By Laura Cottingham
“An earlier project by Brandt identifies him with another woman of beauty and talent (who suffered abuse and abandonment). In Marilyn & Me, even ongoing since 1999, comprised of short films, photographs and small sculptures, Brandt worked with the image and legacy of Marilyn Monroe to create a eulogy to the tragic star (with whom he had developed a melancholy identification as a teenager). The films feature short snippets of some of the actress’s performances. Please Don’t Kill Anything, 1999, highlights a scene from The Misfits where a horse (like Monroe, whose husband wrote the script) is captured. In Ghost, 1999, the actress is shown as she wobbles across the stage at Madison Square Garden to sing “Happy Birthday” to the president; her skirt is so tight around the ankles, it is as if her feet are bound. The digital history painting Brandt presents in these film shorts suggest that the life America gave Monroe was no better than the roles Hollywood gave her (and were often the same).
The titular work of Marilyn & Me is a self-portrait of the artist as Monroe (similar, but not identical, to the close-up Warhol used for his Marilyns). In another self-portrait, Andy Warhol, Marilyn Monroe & Peter Brandt, 2001, Brandt synthesized his Monroe fascination with Warhol’s and presents himself as Andy being Marilyn (something Warhol would have loved to do, but was too shy). To become Marilyn for Marilyn & Me, the artist used a wig, make-up, and necklace, a transformation Brandt hoped not just to achieve at the level of appearance but also on the level of feeling. His subsequent reflections indicate that he found some success: “One day I just had to know how it felt to be her that day at The Bell Air Hotel [sic]. I gazed into the camera and for a split of a second I was her. A moment of terrifying catalytic truth. I removed my make up and went out in the street. In a daze. It slowly dawned on me that I had touched a butterfly.”13
Comrades, 2002, another object in the Monroe group, is a small sculptural work composed of three rectangular glass baking dishes juxtaposed like a medieval altarpiece.

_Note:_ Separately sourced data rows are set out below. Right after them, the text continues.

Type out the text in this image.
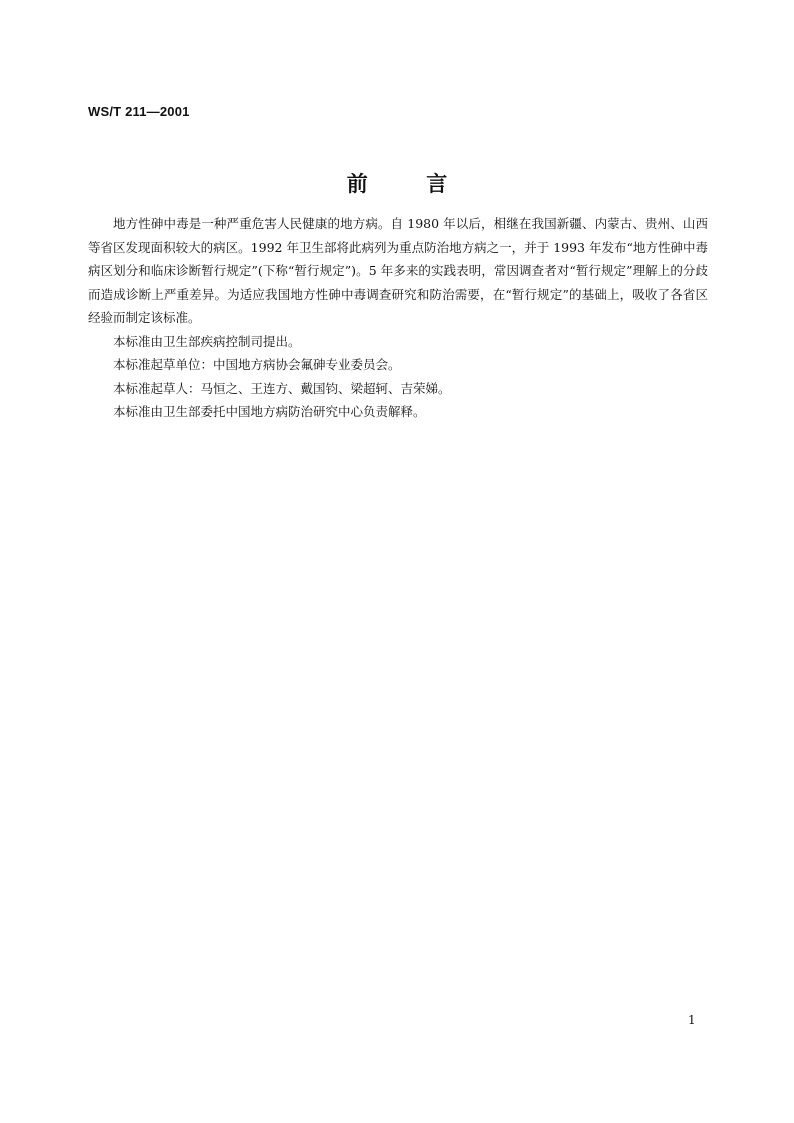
WS/T 211—2001
前        言

地方性砷中毒是一种严重危害人民健康的地方病。自 1980 年以后，相继在我国新疆、内蒙古、贵州、山西等省区发现面积较大的病区。1992 年卫生部将此病列为重点防治地方病之一，并于 1993 年发布“地方性砷中毒病区划分和临床诊断暂行规定”(下称“暂行规定”)。5 年多来的实践表明，常因调查者对“暂行规定”理解上的分歧而造成诊断上严重差异。为适应我国地方性砷中毒调查研究和防治需要，在“暂行规定”的基础上，吸收了各省区经验而制定该标准。

本标准由卫生部疾病控制司提出。

本标准起草单位：中国地方病协会氟砷专业委员会。

本标准起草人：马恒之、王连方、戴国钧、梁超轲、吉荣娣。

本标准由卫生部委托中国地方病防治研究中心负责解释。

1
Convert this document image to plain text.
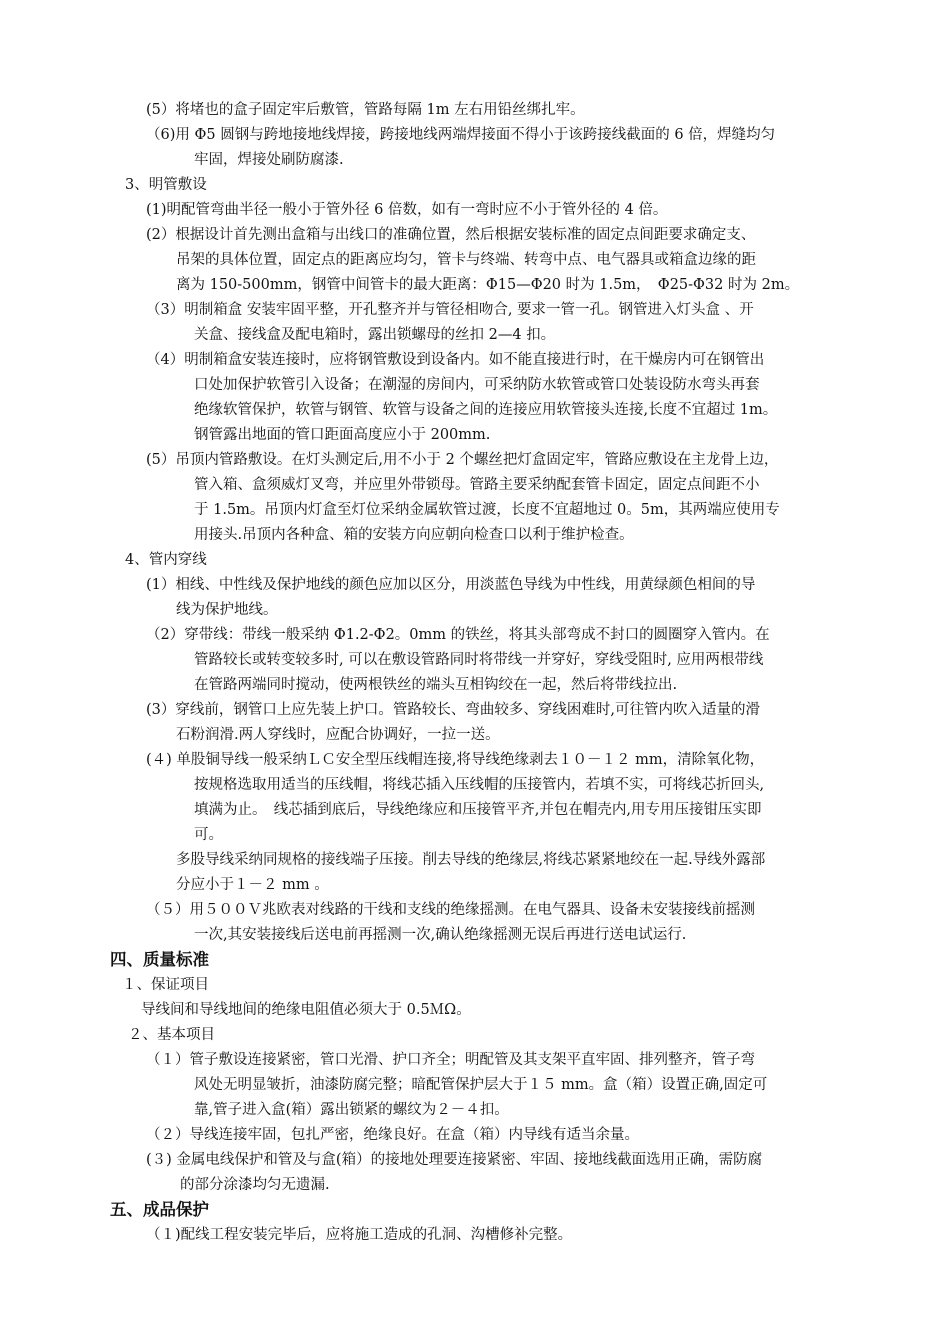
(5）将堵也的盒子固定牢后敷管，管路每隔 1m 左右用铅丝绑扎牢。
（6)用 Φ5 圆钢与跨地接地线焊接，跨接地线两端焊接面不得小于该跨接线截面的 6 倍，焊缝均匀
牢固，焊接处刷防腐漆.
3、明管敷设
(1)明配管弯曲半径一般小于管外径 6 倍数，如有一弯时应不小于管外径的 4 倍。
(2）根据设计首先测出盒箱与出线口的准确位置，然后根据安装标准的固定点间距要求确定支、
吊架的具体位置，固定点的距离应均匀，管卡与终端、转弯中点、电气器具或箱盒边缘的距
离为 150-500mm，钢管中间管卡的最大距离：Φ15—Φ20 时为 1.5m，　Φ25-Φ32 时为 2m。
（3）明制箱盒 安装牢固平整，开孔整齐并与管径相吻合, 要求一管一孔。钢管进入灯头盒 、开
关盒、接线盒及配电箱时，露出锁螺母的丝扣 2—4 扣。
（4）明制箱盒安装连接时，应将钢管敷设到设备内。如不能直接进行时，在干燥房内可在钢管出
口处加保护软管引入设备；在潮湿的房间内，可采纳防水软管或管口处装设防水弯头再套
绝缘软管保护，软管与钢管、软管与设备之间的连接应用软管接头连接,长度不宜超过 1m。
钢管露出地面的管口距面高度应小于 200mm.
(5）吊顶内管路敷设。在灯头测定后,用不小于 2 个螺丝把灯盒固定牢，管路应敷设在主龙骨上边，
管入箱、盒须威灯叉弯，并应里外带锁母。管路主要采纳配套管卡固定，固定点间距不小
于 1.5m。吊顶内灯盒至灯位采纳金属软管过渡，长度不宜超地过 0。5m，其两端应使用专
用接头.吊顶内各种盒、箱的安装方向应朝向检查口以利于维护检查。
4、管内穿线
(1）相线、中性线及保护地线的颜色应加以区分，用淡蓝色导线为中性线，用黄绿颜色相间的导
线为保护地线。
（2）穿带线：带线一般采纳 Φ1.2-Φ2。0mm 的铁丝，将其头部弯成不封口的圆圈穿入管内。在
管路较长或转变较多时, 可以在敷设管路同时将带线一并穿好，穿线受阻时, 应用两根带线
在管路两端同时搅动，使两根铁丝的端头互相钩绞在一起，然后将带线拉出.
(3）穿线前，钢管口上应先装上护口。管路较长、弯曲较多、穿线困难时,可往管内吹入适量的滑
石粉润滑.两人穿线时，应配合协调好，一拉一送。
(４) 单股铜导线一般采纳ＬＣ安全型压线帽连接,将导线绝缘剥去１０－１２ mm，清除氧化物，
按规格选取用适当的压线帽，将线芯插入压线帽的压接管内，若填不实，可将线芯折回头,
填满为止。　线芯插到底后，导线绝缘应和压接管平齐,并包在帽壳内,用专用压接钳压实即
可。
多股导线采纳同规格的接线端子压接。削去导线的绝缘层,将线芯紧紧地绞在一起.导线外露部
分应小于１－２ mm 。
（５）用５００Ｖ兆欧表对线路的干线和支线的绝缘摇测。在电气器具、设备未安装接线前摇测
一次,其安装接线后送电前再摇测一次,确认绝缘摇测无误后再进行送电试运行.
四、质量标准
１、保证项目
导线间和导线地间的绝缘电阻值必须大于 0.5ＭΩ。
２、基本项目
（１）管子敷设连接紧密，管口光滑、护口齐全；明配管及其支架平直牢固、排列整齐，管子弯
风处无明显皱折，油漆防腐完整；暗配管保护层大于１５ mm。盒（箱）设置正确,固定可
靠,管子进入盒(箱）露出锁紧的螺纹为２－４扣。
（２）导线连接牢固，包扎严密，绝缘良好。在盒（箱）内导线有适当余量。
(３) 金属电线保护和管及与盒(箱）的接地处理要连接紧密、牢固、接地线截面选用正确，需防腐
的部分涂漆均匀无遗漏.
五、成品保护
（１)配线工程安装完毕后，应将施工造成的孔洞、沟槽修补完整。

Photographic icons rest in the bottom of each dish. The center dish is full of Brandt (as he appears in Marilyn & Me) and flanked, on the left, by a pin-up of Monroe holding an umbrella and, on the right, a selection from Wilke’s S.O.S. Starification Object Series, 1975. Wilke appears in Islamic headdress, her forehead and fingernails embellished with the signature vulvic forms she fashioned from chewing gums (and sought to ‘feminize’ the world with). These vulvic forms both decorate and scar her face. As Frueh observes: “ the ‘ornaments’ decorating Wilke in S.O.S. are not only scars but also stigmata, making the model woman into a martyr. Venus, the goddess of love and sex (neither of which Western culture reveres) must be crucified. The beautiful resemble other groups that are feared, envied and hated for the marks of their difference.”14
Comrades is the obvious link between the projects Marilyn & Me and Peter Super-T-Art. The former’s devotion to an actress belies Brandt’s interest and training in the performing arts and sets the stage for his approach to Wilke’s oeuvre. While the plastic arts are primarily concerned with form, the performing arts prioritize process, feeling and attitude: technique, in a performative sense, is as much about attitude as action (and result). It’s worth noting that Brandt’s work with Monroe includes depictions of himself transformed, with wigs and make-up, into a portrayal of the actress while his project with Wilke eschews any such literal manifestations and presents, instead, his intellectual and intuitive response toward specific art works. The most consistent parallel in iconography is the presentation of his body, a parallel that is not a parallel, given that Wilke’s body was female and his is not. Brandt explores what happens to our perception of the male body (and the political, emotional and social subjects it represents) when it is subjected to the kinds of representations previously reserved for the female. One of Wilke’s artistic goals was to assist in the breakdown of Western philosophy’s binary oppositions: between good/bad, male/female, self/other, Jew/gentile. Black/white. Brandt’s project continues this deconstructive process.” (Laura Cottingham, extract from The Other Venus – Hannah Wilke and Peter Brandt, in the catalogue Peter Super-T-Art, pages 43 – 46, 2007).
Marilyn & Me consists of photographs, objects, videos and text 1999 – 2004.